К трактору осторожно подошел Сухов, положил руку на горячий бак машины, пробормотал что-то неслышное. Он опять был такой, что не замечал мира – не видел ни тайги, ни неба, ни земли, ни Женьки Столетова, ни чокеровщиков Витьку и Пашку.
– Двадцатый век, двадцатый век, – бормотал Сухов. – Черт знает что делается…
Не попрощавшись, Сухов задумчиво пошел по трелевочному волоку. Он сутулился, размахивал руками, разговаривал сам с собой. Женька глядел ему вслед и думал о странном, иррациональном – о том, что сейчас инженер Сухов похож на ожившую «Степаниду Филимоновну». В инженере Сухове, как в тракторе, что-то внезапно включилось, заработало, ожило.
Ничего не видящий, не слышащий шел Сухов по трелевочному волоку, и этот путь для него был таким же неосознанно-рациональным, как путь металлической «Степаниды Филимоновны». И Женька Столетов поежился. «Мистика! – насмешливо подумал он. – Вот это денек!» Он все еще не мог прийти в себя от того, что машина вела себя как человек, а человек – как машина.
– Так чего вы сотворили? – спросил Пашка. – Пружину или часовую механизму?
– Часовую механизму, – уверенно сказал недоросль Витька. – Пущать трактор она может, а останавливать еще не может…

…Начальник лесопункта Сухов сел на свое рабочее место, потерев подбородок сильными пальцами, поглядел на Прохорова испытующе.
– Вот вам объяснение необъяснимого факта, – сказал он. – Самопроизвольное включение трактора, вызванное стечением ряда технических неисправностей старой машины, породило у Столетова желание ставить трактор мотором вверх… Парень вообще был мыслящий. Сиденье-то он сочинил перспективное…
Сухов несколько секунд посидел молча, потом снова потер пальцами подбородок, покосившись на Прохорова, вдруг решительно поднялся, перешагивая через вещи, не ища обходных путей, подошел к дверям, запер их, подергал, проверяя, закрыты ли, потом вернулся к металлическому громадному сейфу и открыл бесшумно дверцы. Они, оказывается, вовсе не были заперты на хитроумный замок, а были просто задвинуты – никто ведь не догадается подергать дверцы стального сейфа. Открылось серо-зеленое нутро, сверкнула этикеткой бутылка с коньяком, увиделась открытая банка с кильками, аккуратно нарезанный лимон.
– Не хотите ли, Александр Матвеевич? – спокойно спросил Сухов.
– Благодарствую!
Сухов налил крохотную хрустальную рюмку, посмотрев на нее хитро, одним движением опрокинул в рот коньяк, смакуя, подержал его под языком.

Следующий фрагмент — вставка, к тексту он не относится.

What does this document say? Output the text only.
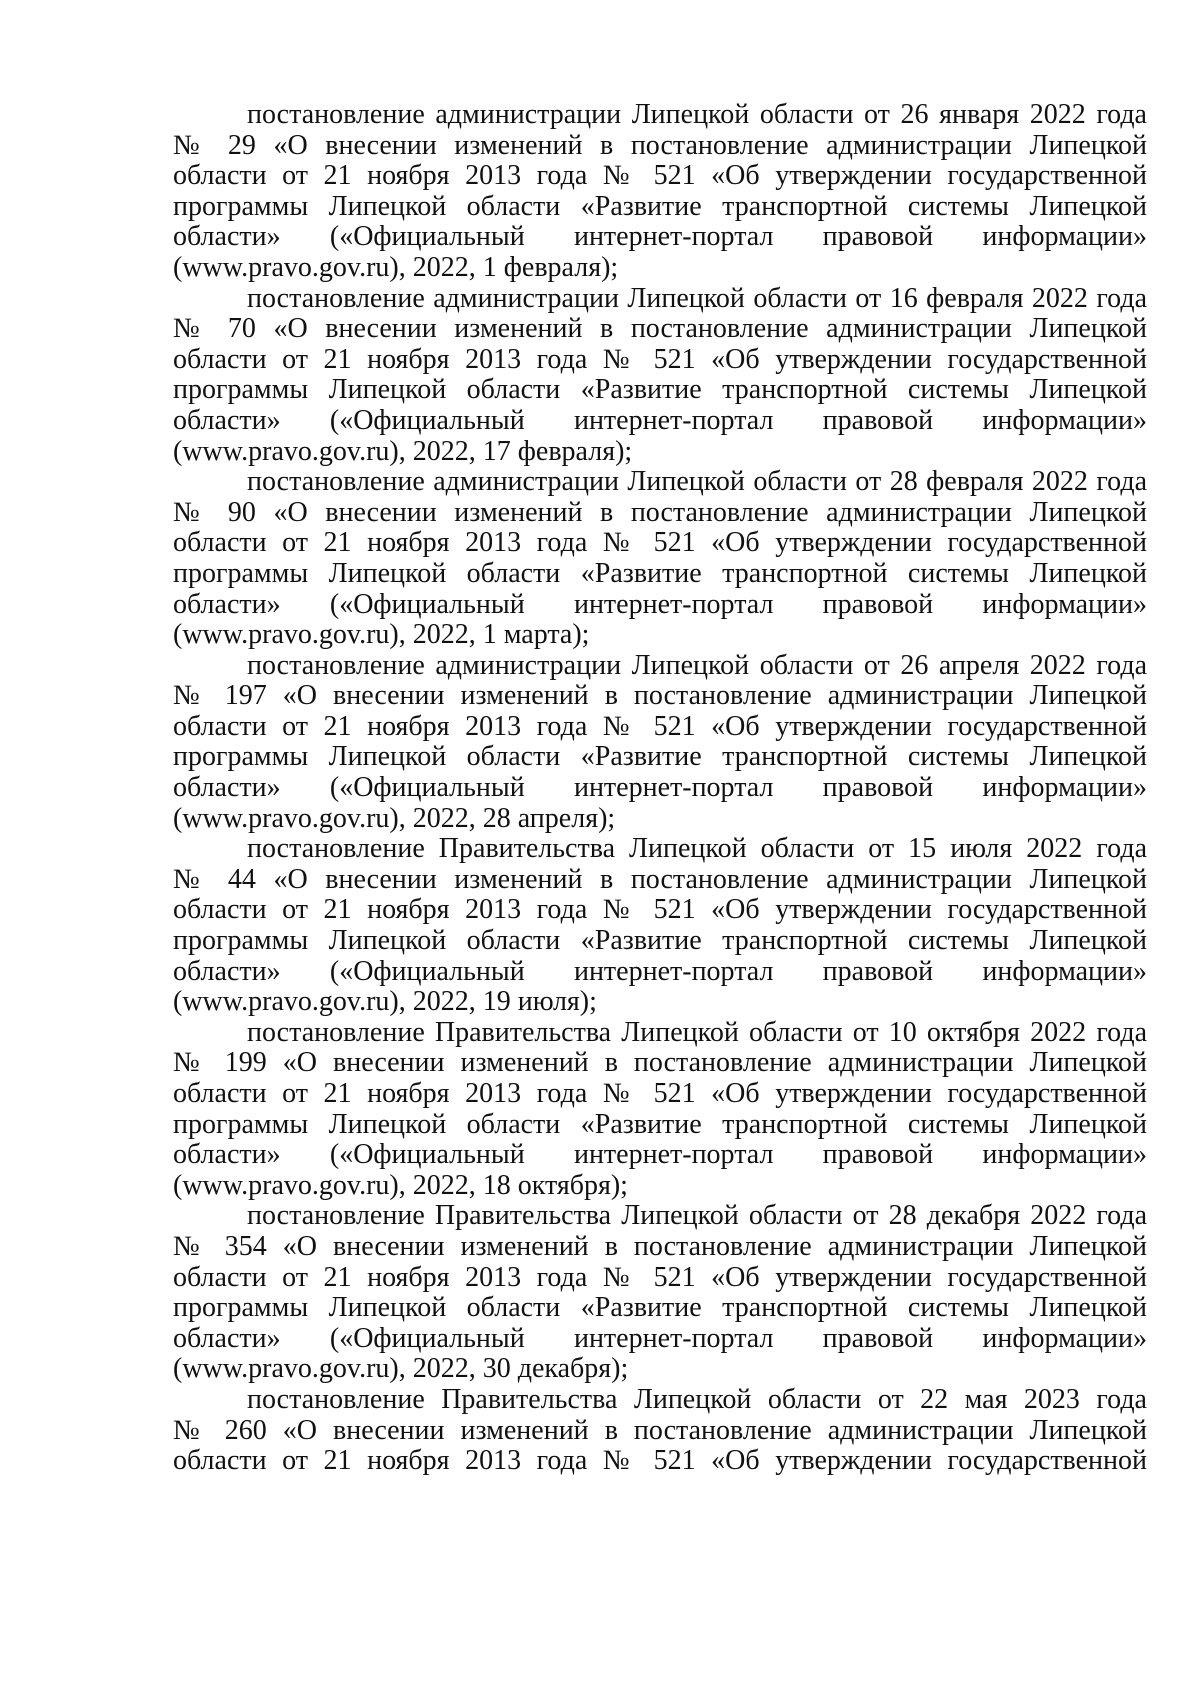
постановление администрации Липецкой области от 26 января 2022 года
№ 29 «О внесении изменений в постановление администрации Липецкой
области от 21 ноября 2013 года № 521 «Об утверждении государственной
программы Липецкой области «Развитие транспортной системы Липецкой
области» («Официальный интернет-портал правовой информации»
(www.pravo.gov.ru), 2022, 1 февраля);

постановление администрации Липецкой области от 16 февраля 2022 года
№ 70 «О внесении изменений в постановление администрации Липецкой
области от 21 ноября 2013 года № 521 «Об утверждении государственной
программы Липецкой области «Развитие транспортной системы Липецкой
области» («Официальный интернет-портал правовой информации»
(www.pravo.gov.ru), 2022, 17 февраля);

постановление администрации Липецкой области от 28 февраля 2022 года
№ 90 «О внесении изменений в постановление администрации Липецкой
области от 21 ноября 2013 года № 521 «Об утверждении государственной
программы Липецкой области «Развитие транспортной системы Липецкой
области» («Официальный интернет-портал правовой информации»
(www.pravo.gov.ru), 2022, 1 марта);

постановление администрации Липецкой области от 26 апреля 2022 года
№ 197 «О внесении изменений в постановление администрации Липецкой
области от 21 ноября 2013 года № 521 «Об утверждении государственной
программы Липецкой области «Развитие транспортной системы Липецкой
области» («Официальный интернет-портал правовой информации»
(www.pravo.gov.ru), 2022, 28 апреля);

постановление Правительства Липецкой области от 15 июля 2022 года
№ 44 «О внесении изменений в постановление администрации Липецкой
области от 21 ноября 2013 года № 521 «Об утверждении государственной
программы Липецкой области «Развитие транспортной системы Липецкой
области» («Официальный интернет-портал правовой информации»
(www.pravo.gov.ru), 2022, 19 июля);

постановление Правительства Липецкой области от 10 октября 2022 года
№ 199 «О внесении изменений в постановление администрации Липецкой
области от 21 ноября 2013 года № 521 «Об утверждении государственной
программы Липецкой области «Развитие транспортной системы Липецкой
области» («Официальный интернет-портал правовой информации»
(www.pravo.gov.ru), 2022, 18 октября);

постановление Правительства Липецкой области от 28 декабря 2022 года
№ 354 «О внесении изменений в постановление администрации Липецкой
области от 21 ноября 2013 года № 521 «Об утверждении государственной
программы Липецкой области «Развитие транспортной системы Липецкой
области» («Официальный интернет-портал правовой информации»
(www.pravo.gov.ru), 2022, 30 декабря);

постановление Правительства Липецкой области от 22 мая 2023 года
№ 260 «О внесении изменений в постановление администрации Липецкой
области от 21 ноября 2013 года № 521 «Об утверждении государственной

– У меня к вам вопрос, – насмешливо произнес Сухов, закладывая в рот ломтик лимона. – Не скажете ли вы, что произошло с родной советской милицией? Отчего она так терпима и лояльна, наша родная советская милиция? Вы – правило или исключение из правил, Александр Матвеевич?
Инженер Сухов молодел на глазах – прояснивались, начинали блестеть круглые глаза, твердели черты лица, сильной становилась фигура, а от сейфа он отошел такой походкой, словно теперь вовсе не собирался присаживаться в опостылевшее кресло. Трех минут не прошло, а Сухов опять был готов бегать среди вещей, говорить, философствовать, бросаться штурмом на заманчивые идеи, вести себя естественно в собственном сладком раю грядущей удачи.
– А вы фрукт! – тоже насмешливо сказал Прохоров. – Хотел бы я знать, от кого это вы запираете дверь, если не робеете перед милицией?
– От уборщицы! – быстро ответил Сухов. – Только она входит в кабинет без стука.
– Понятно! – протянул Прохоров. – Уборщица способна нарушить плавное течение свободной творческой мысли, разрушить очарование воодушевляющего творческого процесса…
Прохоров полулежал в кресле, легкомысленно покачивал блестящим ботинком, но был такой, словно говорил: «Мне палец в рот не клади!»
– Вот что еще интересно! – сказал Прохоров. – Армянского коньяка нет в поселке. Уж не Петр ли Петрович Гасилов достает для вас коньяк?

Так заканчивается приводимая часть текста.